If I wrote a novel, I could not invent better characters than the people of this church: the studious pastor; the proper old lady who did everything just right; the operatic singer who, I thought, stopped just short of causing the stained glass to shatter when she hit the high notes. The church had everything: a full cast of characters any novelist could transform into a gripping story just by putting them in the same room together.

I learned Jesus there. I also learned about Greek tenses from the pastor, a regular feature of his sermons. I learned how to love the Bible from Mr. Taylor, my Sunday school teacher who somehow graduated to the next grade as we did. I learned about evangelism from the lady who lived downtown, who could never spend more than 30 seconds on the phone, but who opened her house each year to squirmy children for a bible club for local kids. I grew from a toddler to a child to teen to a man at this church. It marked me for life.

It wasn’t the perfect church. I don’t mean this in the generic “no church is perfect” sense. I can identify particular fault lines that ran through it, perhaps an inevitable result of the mix of people present. It certainly isn’t the church I would have chosen for myself. But God knew better. It was the church my family needed. It was the church I needed, the pastor I needed, and one of the most gracious provisions of God to my family. I thank God for this church.

It isn’t the church I would have chosen for myself. But God knew better.
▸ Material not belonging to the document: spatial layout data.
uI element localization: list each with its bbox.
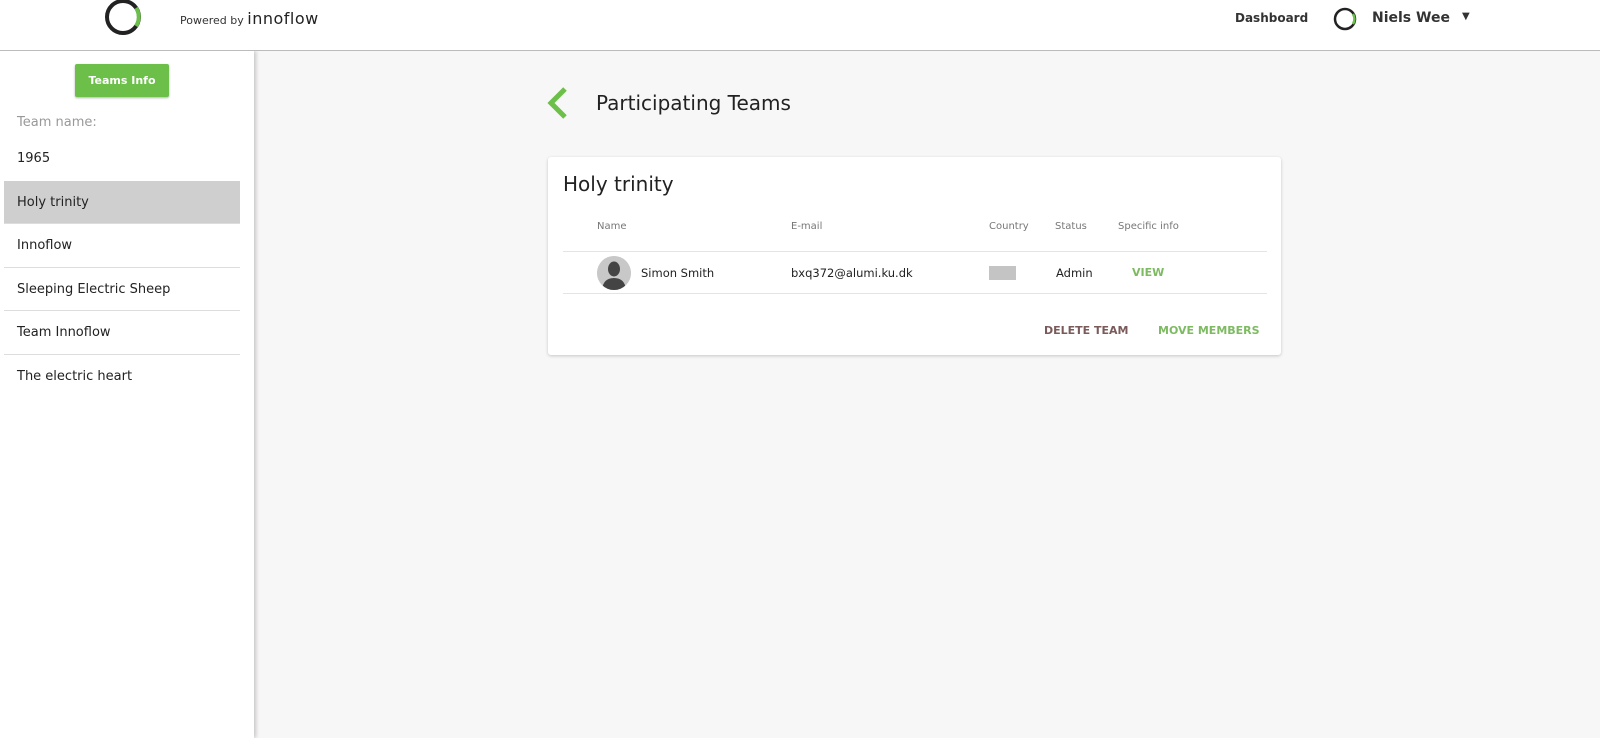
column-header-specific-info: Specific info — [1118, 221, 1179, 232]
member-avatar-icon — [597, 256, 631, 290]
column-header-email: E-mail — [791, 221, 823, 232]
member-status: Admin — [1056, 266, 1093, 280]
caret-down-icon[interactable]: ▼ — [1462, 11, 1470, 22]
team-item-selected[interactable]: Holy trinity — [4, 180, 240, 224]
team-list: 1965 Holy trinity Innoflow Sleeping Elec… — [4, 137, 240, 398]
team-item[interactable]: Innoflow — [4, 224, 240, 268]
member-name: Simon Smith — [641, 266, 715, 280]
team-item[interactable]: Sleeping Electric Sheep — [4, 268, 240, 311]
team-card: Holy trinity Name E-mail Country Status … — [548, 157, 1281, 355]
team-item[interactable]: The electric heart — [4, 355, 240, 399]
sidebar: Teams Info Team name: 1965 Holy trinity … — [0, 51, 254, 738]
user-avatar-icon[interactable] — [1333, 7, 1357, 31]
column-header-status: Status — [1055, 221, 1087, 232]
brand-name: innoflow — [247, 9, 319, 28]
top-header: Powered by innoflow Dashboard Niels Wee … — [0, 0, 1600, 51]
delete-team-button[interactable]: DELETE TEAM — [1044, 324, 1129, 337]
nav-dashboard[interactable]: Dashboard — [1235, 11, 1308, 25]
team-item[interactable]: Team Innoflow — [4, 311, 240, 355]
team-item[interactable]: 1965 — [4, 137, 240, 181]
team-name-label: Team name: — [17, 115, 97, 130]
column-header-country: Country — [989, 221, 1029, 232]
country-flag-icon — [989, 266, 1016, 280]
powered-by-text: Powered by — [180, 14, 244, 27]
back-chevron-icon[interactable] — [545, 86, 571, 120]
powered-by: Powered by innoflow — [180, 9, 319, 28]
member-email: bxq372@alumi.ku.dk — [791, 266, 913, 280]
team-title: Holy trinity — [563, 172, 674, 196]
page-title: Participating Teams — [596, 91, 791, 115]
move-members-button[interactable]: MOVE MEMBERS — [1158, 324, 1260, 337]
view-button[interactable]: VIEW — [1132, 266, 1164, 279]
teams-info-button[interactable]: Teams Info — [75, 64, 169, 97]
table-row: Simon Smith bxq372@alumi.ku.dk Admin VIE… — [563, 251, 1267, 294]
user-name[interactable]: Niels Wee — [1372, 10, 1450, 26]
column-header-name: Name — [597, 221, 627, 232]
innoflow-logo-icon[interactable] — [103, 0, 143, 37]
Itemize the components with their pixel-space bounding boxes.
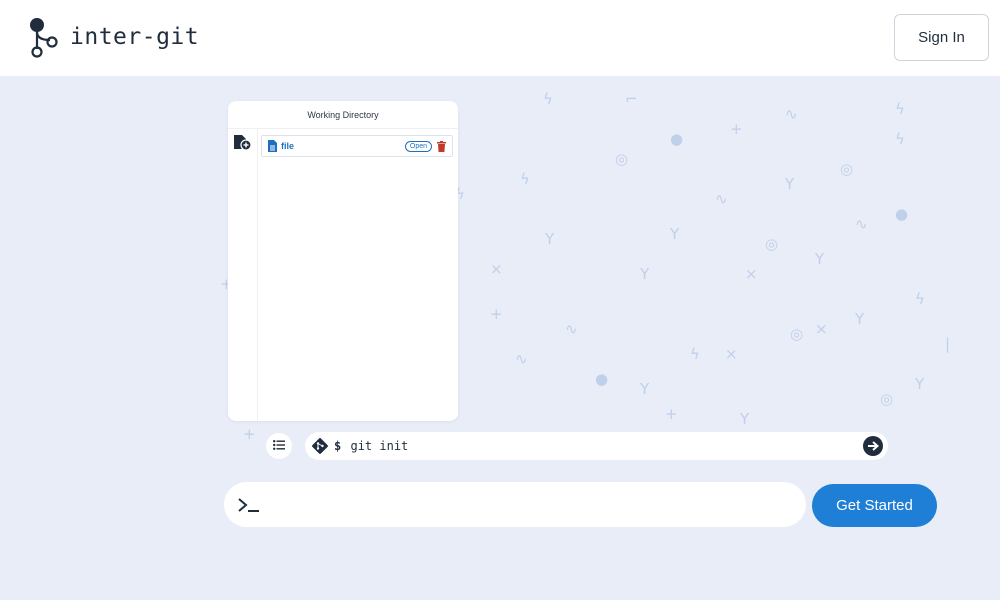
open-file-button[interactable]: Open: [404, 140, 432, 152]
trash-icon[interactable]: [437, 140, 446, 152]
app-name: inter-git: [70, 24, 200, 50]
header: inter-git Sign In: [0, 0, 1000, 76]
git-branch-logo-icon: [28, 16, 60, 58]
list-button[interactable]: [266, 433, 292, 459]
list-icon: [273, 437, 285, 455]
arrow-right-icon[interactable]: [863, 436, 883, 456]
command-prompt: $: [334, 439, 342, 453]
new-file-icon[interactable]: [233, 134, 252, 156]
working-directory-panel: Working Directory file Open: [228, 101, 458, 421]
get-started-button[interactable]: Get Started: [812, 484, 937, 527]
working-directory-title: Working Directory: [228, 101, 458, 129]
git-icon: [311, 437, 329, 455]
command-value: git init: [350, 439, 409, 453]
command-bar[interactable]: $ git init: [305, 432, 888, 460]
terminal-prompt-icon: [238, 497, 260, 513]
logo[interactable]: inter-git: [28, 16, 199, 58]
terminal-input-box[interactable]: [224, 482, 806, 527]
command-text: $ git init: [334, 439, 863, 453]
file-name: file: [281, 141, 295, 151]
file-icon: [268, 140, 277, 152]
sign-in-button[interactable]: Sign In: [894, 14, 989, 61]
terminal-input[interactable]: [268, 482, 806, 527]
file-item[interactable]: file Open: [261, 135, 453, 157]
working-directory-sidebar: [228, 129, 258, 421]
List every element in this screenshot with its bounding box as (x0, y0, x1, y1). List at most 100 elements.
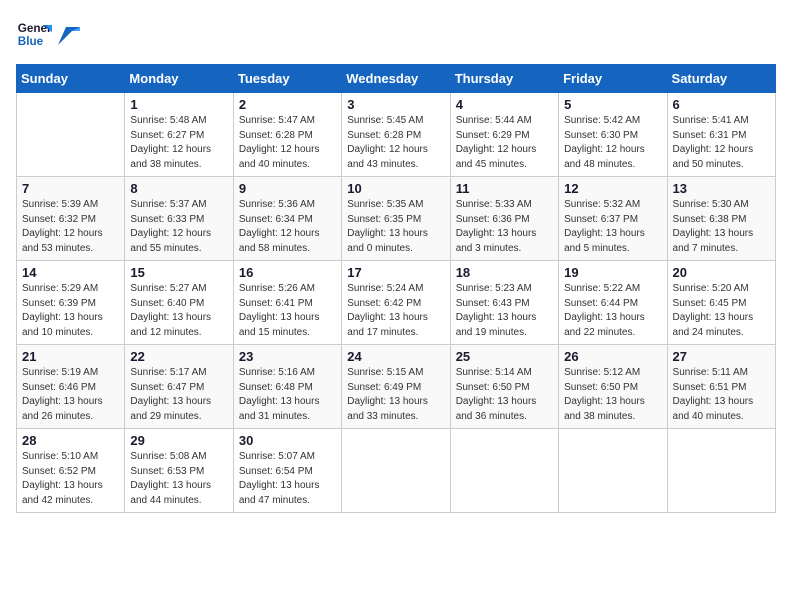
calendar-cell: 14 Sunrise: 5:29 AM Sunset: 6:39 PM Dayli… (17, 261, 125, 345)
calendar-cell: 5 Sunrise: 5:42 AM Sunset: 6:30 PM Daylig… (559, 93, 667, 177)
calendar-cell: 8 Sunrise: 5:37 AM Sunset: 6:33 PM Daylig… (125, 177, 233, 261)
day-number: 23 (239, 349, 336, 364)
day-number: 17 (347, 265, 444, 280)
calendar-cell: 16 Sunrise: 5:26 AM Sunset: 6:41 PM Dayli… (233, 261, 341, 345)
day-number: 9 (239, 181, 336, 196)
day-number: 28 (22, 433, 119, 448)
calendar-cell: 7 Sunrise: 5:39 AM Sunset: 6:32 PM Daylig… (17, 177, 125, 261)
day-number: 30 (239, 433, 336, 448)
day-number: 19 (564, 265, 661, 280)
day-number: 14 (22, 265, 119, 280)
day-number: 24 (347, 349, 444, 364)
day-number: 16 (239, 265, 336, 280)
day-info: Sunrise: 5:47 AM Sunset: 6:28 PM Dayligh… (239, 114, 336, 172)
calendar-cell: 11 Sunrise: 5:33 AM Sunset: 6:36 PM Dayli… (450, 177, 558, 261)
svg-text:Blue: Blue (18, 35, 44, 48)
calendar-cell: 12 Sunrise: 5:32 AM Sunset: 6:37 PM Dayli… (559, 177, 667, 261)
header-friday: Friday (559, 65, 667, 93)
calendar-cell: 1Sunrise: 5:48 AM Sunset: 6:27 PM Daylig… (125, 93, 233, 177)
day-number: 11 (456, 181, 553, 196)
calendar-cell: 25Sunrise: 5:14 AM Sunset: 6:50 PM Dayli… (450, 345, 558, 429)
logo-wing-icon (58, 27, 80, 45)
day-number: 10 (347, 181, 444, 196)
calendar-week-1: 1Sunrise: 5:48 AM Sunset: 6:27 PM Daylig… (17, 93, 776, 177)
calendar-table: SundayMondayTuesdayWednesdayThursdayFrid… (16, 64, 776, 513)
day-info: Sunrise: 5:41 AM Sunset: 6:31 PM Dayligh… (673, 114, 770, 172)
calendar-cell: 29 Sunrise: 5:08 AM Sunset: 6:53 PM Dayli… (125, 429, 233, 513)
day-number: 3 (347, 97, 444, 112)
day-number: 7 (22, 181, 119, 196)
day-number: 18 (456, 265, 553, 280)
day-number: 5 (564, 97, 661, 112)
day-info: Sunrise: 5:07 AM Sunset: 6:54 PM Dayligh… (239, 450, 336, 508)
calendar-week-2: 7 Sunrise: 5:39 AM Sunset: 6:32 PM Daylig… (17, 177, 776, 261)
day-number: 13 (673, 181, 770, 196)
calendar-cell: 17 Sunrise: 5:24 AM Sunset: 6:42 PM Dayli… (342, 261, 450, 345)
calendar-week-4: 21 Sunrise: 5:19 AM Sunset: 6:46 PM Dayli… (17, 345, 776, 429)
header-monday: Monday (125, 65, 233, 93)
calendar-cell: 2Sunrise: 5:47 AM Sunset: 6:28 PM Daylig… (233, 93, 341, 177)
calendar-cell (559, 429, 667, 513)
day-info: Sunrise: 5:20 AM Sunset: 6:45 PM Dayligh… (673, 282, 770, 340)
day-number: 1 (130, 97, 227, 112)
day-info: Sunrise: 5:35 AM Sunset: 6:35 PM Dayligh… (347, 198, 444, 256)
day-number: 8 (130, 181, 227, 196)
day-info: Sunrise: 5:30 AM Sunset: 6:38 PM Dayligh… (673, 198, 770, 256)
day-info: Sunrise: 5:45 AM Sunset: 6:28 PM Dayligh… (347, 114, 444, 172)
calendar-week-3: 14 Sunrise: 5:29 AM Sunset: 6:39 PM Dayli… (17, 261, 776, 345)
day-info: Sunrise: 5:16 AM Sunset: 6:48 PM Dayligh… (239, 366, 336, 424)
logo-icon: General Blue (16, 16, 52, 52)
day-info: Sunrise: 5:39 AM Sunset: 6:32 PM Dayligh… (22, 198, 119, 256)
day-number: 25 (456, 349, 553, 364)
day-info: Sunrise: 5:42 AM Sunset: 6:30 PM Dayligh… (564, 114, 661, 172)
day-info: Sunrise: 5:15 AM Sunset: 6:49 PM Dayligh… (347, 366, 444, 424)
calendar-cell: 15 Sunrise: 5:27 AM Sunset: 6:40 PM Dayli… (125, 261, 233, 345)
day-info: Sunrise: 5:24 AM Sunset: 6:42 PM Dayligh… (347, 282, 444, 340)
calendar-cell: 26 Sunrise: 5:12 AM Sunset: 6:50 PM Dayli… (559, 345, 667, 429)
day-number: 20 (673, 265, 770, 280)
calendar-header-row: SundayMondayTuesdayWednesdayThursdayFrid… (17, 65, 776, 93)
day-number: 6 (673, 97, 770, 112)
day-info: Sunrise: 5:26 AM Sunset: 6:41 PM Dayligh… (239, 282, 336, 340)
day-info: Sunrise: 5:17 AM Sunset: 6:47 PM Dayligh… (130, 366, 227, 424)
calendar-cell: 9 Sunrise: 5:36 AM Sunset: 6:34 PM Daylig… (233, 177, 341, 261)
header-thursday: Thursday (450, 65, 558, 93)
header-sunday: Sunday (17, 65, 125, 93)
day-info: Sunrise: 5:36 AM Sunset: 6:34 PM Dayligh… (239, 198, 336, 256)
calendar-cell: 21 Sunrise: 5:19 AM Sunset: 6:46 PM Dayli… (17, 345, 125, 429)
day-info: Sunrise: 5:37 AM Sunset: 6:33 PM Dayligh… (130, 198, 227, 256)
day-number: 26 (564, 349, 661, 364)
day-info: Sunrise: 5:29 AM Sunset: 6:39 PM Dayligh… (22, 282, 119, 340)
header-wednesday: Wednesday (342, 65, 450, 93)
day-info: Sunrise: 5:19 AM Sunset: 6:46 PM Dayligh… (22, 366, 119, 424)
day-info: Sunrise: 5:44 AM Sunset: 6:29 PM Dayligh… (456, 114, 553, 172)
calendar-week-5: 28Sunrise: 5:10 AM Sunset: 6:52 PM Dayli… (17, 429, 776, 513)
day-number: 15 (130, 265, 227, 280)
calendar-cell: 20 Sunrise: 5:20 AM Sunset: 6:45 PM Dayli… (667, 261, 775, 345)
day-info: Sunrise: 5:11 AM Sunset: 6:51 PM Dayligh… (673, 366, 770, 424)
day-number: 29 (130, 433, 227, 448)
day-info: Sunrise: 5:27 AM Sunset: 6:40 PM Dayligh… (130, 282, 227, 340)
calendar-cell: 28Sunrise: 5:10 AM Sunset: 6:52 PM Dayli… (17, 429, 125, 513)
calendar-cell (450, 429, 558, 513)
day-info: Sunrise: 5:32 AM Sunset: 6:37 PM Dayligh… (564, 198, 661, 256)
header-tuesday: Tuesday (233, 65, 341, 93)
day-info: Sunrise: 5:22 AM Sunset: 6:44 PM Dayligh… (564, 282, 661, 340)
calendar-cell: 22Sunrise: 5:17 AM Sunset: 6:47 PM Dayli… (125, 345, 233, 429)
calendar-cell: 4 Sunrise: 5:44 AM Sunset: 6:29 PM Daylig… (450, 93, 558, 177)
day-info: Sunrise: 5:08 AM Sunset: 6:53 PM Dayligh… (130, 450, 227, 508)
day-number: 21 (22, 349, 119, 364)
day-info: Sunrise: 5:23 AM Sunset: 6:43 PM Dayligh… (456, 282, 553, 340)
day-info: Sunrise: 5:33 AM Sunset: 6:36 PM Dayligh… (456, 198, 553, 256)
calendar-cell: 3 Sunrise: 5:45 AM Sunset: 6:28 PM Daylig… (342, 93, 450, 177)
calendar-cell (342, 429, 450, 513)
day-number: 4 (456, 97, 553, 112)
day-info: Sunrise: 5:12 AM Sunset: 6:50 PM Dayligh… (564, 366, 661, 424)
calendar-cell: 13 Sunrise: 5:30 AM Sunset: 6:38 PM Dayli… (667, 177, 775, 261)
calendar-cell: 10 Sunrise: 5:35 AM Sunset: 6:35 PM Dayli… (342, 177, 450, 261)
page-header: General Blue (16, 16, 776, 52)
calendar-cell (667, 429, 775, 513)
calendar-cell: 24 Sunrise: 5:15 AM Sunset: 6:49 PM Dayli… (342, 345, 450, 429)
day-number: 12 (564, 181, 661, 196)
calendar-cell: 27Sunrise: 5:11 AM Sunset: 6:51 PM Dayli… (667, 345, 775, 429)
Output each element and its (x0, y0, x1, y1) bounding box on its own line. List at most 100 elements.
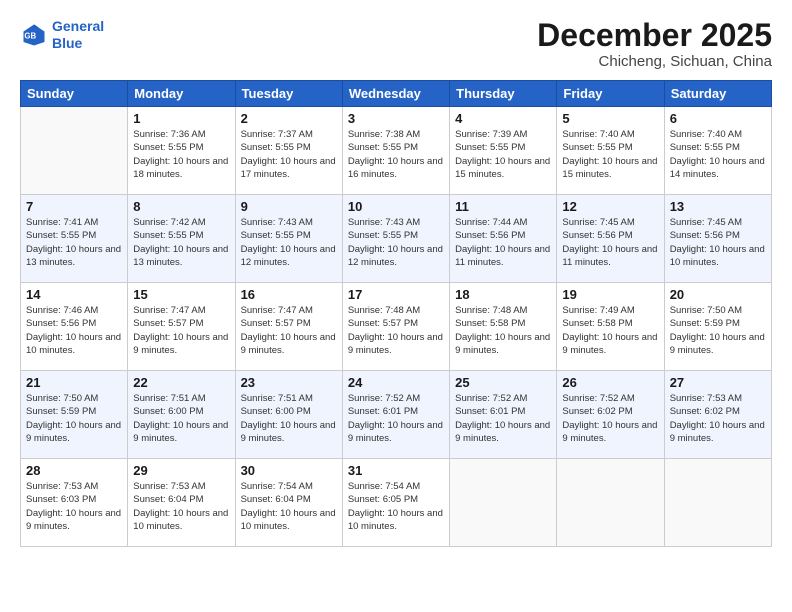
svg-text:GB: GB (24, 31, 36, 40)
table-row: 13 Sunrise: 7:45 AM Sunset: 5:56 PM Dayli… (664, 195, 771, 283)
calendar-table: Sunday Monday Tuesday Wednesday Thursday… (20, 80, 772, 547)
table-row: 15 Sunrise: 7:47 AM Sunset: 5:57 PM Dayli… (128, 283, 235, 371)
day-number: 1 (133, 111, 229, 126)
day-number: 11 (455, 199, 551, 214)
table-row: 1 Sunrise: 7:36 AM Sunset: 5:55 PM Daylig… (128, 107, 235, 195)
table-row: 14Sunrise: 7:46 AM Sunset: 5:56 PM Dayli… (21, 283, 128, 371)
day-number: 21 (26, 375, 122, 390)
day-info: Sunrise: 7:38 AM Sunset: 5:55 PM Dayligh… (348, 128, 444, 181)
table-row: 19 Sunrise: 7:49 AM Sunset: 5:58 PM Dayli… (557, 283, 664, 371)
table-row: 20 Sunrise: 7:50 AM Sunset: 5:59 PM Dayli… (664, 283, 771, 371)
day-number: 27 (670, 375, 766, 390)
day-info: Sunrise: 7:40 AM Sunset: 5:55 PM Dayligh… (670, 128, 766, 181)
table-row: 26 Sunrise: 7:52 AM Sunset: 6:02 PM Dayli… (557, 371, 664, 459)
day-info: Sunrise: 7:36 AM Sunset: 5:55 PM Dayligh… (133, 128, 229, 181)
table-row: 30 Sunrise: 7:54 AM Sunset: 6:04 PM Dayli… (235, 459, 342, 547)
day-number: 18 (455, 287, 551, 302)
logo-icon: GB (20, 21, 48, 49)
day-info: Sunrise: 7:51 AM Sunset: 6:00 PM Dayligh… (133, 392, 229, 445)
day-number: 30 (241, 463, 337, 478)
day-info: Sunrise: 7:41 AM Sunset: 5:55 PM Dayligh… (26, 216, 122, 269)
day-number: 6 (670, 111, 766, 126)
page: GB General Blue December 2025 Chicheng, … (0, 0, 792, 612)
table-row: 29Sunrise: 7:53 AM Sunset: 6:04 PM Dayli… (128, 459, 235, 547)
day-info: Sunrise: 7:54 AM Sunset: 6:04 PM Dayligh… (241, 480, 337, 533)
day-number: 4 (455, 111, 551, 126)
day-number: 22 (133, 375, 229, 390)
day-info: Sunrise: 7:48 AM Sunset: 5:58 PM Dayligh… (455, 304, 551, 357)
day-info: Sunrise: 7:52 AM Sunset: 6:01 PM Dayligh… (455, 392, 551, 445)
table-row: 11 Sunrise: 7:44 AM Sunset: 5:56 PM Dayli… (450, 195, 557, 283)
col-thursday: Thursday (450, 81, 557, 107)
col-tuesday: Tuesday (235, 81, 342, 107)
table-row (450, 459, 557, 547)
day-info: Sunrise: 7:53 AM Sunset: 6:02 PM Dayligh… (670, 392, 766, 445)
day-info: Sunrise: 7:42 AM Sunset: 5:55 PM Dayligh… (133, 216, 229, 269)
day-info: Sunrise: 7:52 AM Sunset: 6:01 PM Dayligh… (348, 392, 444, 445)
table-row: 5 Sunrise: 7:40 AM Sunset: 5:55 PM Daylig… (557, 107, 664, 195)
day-info: Sunrise: 7:39 AM Sunset: 5:55 PM Dayligh… (455, 128, 551, 181)
day-info: Sunrise: 7:47 AM Sunset: 5:57 PM Dayligh… (133, 304, 229, 357)
table-row: 24 Sunrise: 7:52 AM Sunset: 6:01 PM Dayli… (342, 371, 449, 459)
table-row: 17Sunrise: 7:48 AM Sunset: 5:57 PM Dayli… (342, 283, 449, 371)
col-wednesday: Wednesday (342, 81, 449, 107)
calendar-week-row: 21 Sunrise: 7:50 AM Sunset: 5:59 PM Dayli… (21, 371, 772, 459)
table-row: 22 Sunrise: 7:51 AM Sunset: 6:00 PM Dayli… (128, 371, 235, 459)
day-number: 14 (26, 287, 122, 302)
table-row: 31Sunrise: 7:54 AM Sunset: 6:05 PM Dayli… (342, 459, 449, 547)
day-number: 20 (670, 287, 766, 302)
table-row (557, 459, 664, 547)
day-info: Sunrise: 7:47 AM Sunset: 5:57 PM Dayligh… (241, 304, 337, 357)
day-number: 3 (348, 111, 444, 126)
day-info: Sunrise: 7:48 AM Sunset: 5:57 PM Dayligh… (348, 304, 444, 357)
day-number: 15 (133, 287, 229, 302)
table-row: 2Sunrise: 7:37 AM Sunset: 5:55 PM Daylig… (235, 107, 342, 195)
day-info: Sunrise: 7:43 AM Sunset: 5:55 PM Dayligh… (348, 216, 444, 269)
day-number: 25 (455, 375, 551, 390)
calendar-week-row: 14Sunrise: 7:46 AM Sunset: 5:56 PM Dayli… (21, 283, 772, 371)
calendar-week-row: 1 Sunrise: 7:36 AM Sunset: 5:55 PM Daylig… (21, 107, 772, 195)
table-row: 7Sunrise: 7:41 AM Sunset: 5:55 PM Daylig… (21, 195, 128, 283)
day-info: Sunrise: 7:52 AM Sunset: 6:02 PM Dayligh… (562, 392, 658, 445)
day-number: 5 (562, 111, 658, 126)
day-number: 12 (562, 199, 658, 214)
day-info: Sunrise: 7:43 AM Sunset: 5:55 PM Dayligh… (241, 216, 337, 269)
table-row: 3 Sunrise: 7:38 AM Sunset: 5:55 PM Daylig… (342, 107, 449, 195)
day-number: 28 (26, 463, 122, 478)
day-number: 23 (241, 375, 337, 390)
table-row: 12 Sunrise: 7:45 AM Sunset: 5:56 PM Dayli… (557, 195, 664, 283)
day-info: Sunrise: 7:40 AM Sunset: 5:55 PM Dayligh… (562, 128, 658, 181)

I used to scratch my head when I read Ephesians 3:10: that “through the church the manifold wisdom of God might now be made known to the rulers and authorities in the heavenly places.” God shows his wisdom through the church? Really? Through pastors who try their best but never quite preach the sermon they’d hoped to preach; through collections of personalities who mess it up as often as they get it right; through ordinary, flawed, quirky churches like the ones I know?

Yes. Just as a skilled carpenter can take driftwood and create a beautiful piece of furniture, God takes us, puts us together as part of his people, indwells us with his Spirit, and somehow creates something beautiful, something that embodies his presence and his power.

I no longer think that church is about the skill of the pastor, the strategy of the elders, or about getting the right people on or off the bus, as important as some of those things may be. It’s about God indwelling an imperfect group of people, creating something beautiful out of nothing, something that pulses with his life.

I would never have chosen the church where I grew up, but God did, and I couldn’t be more grateful.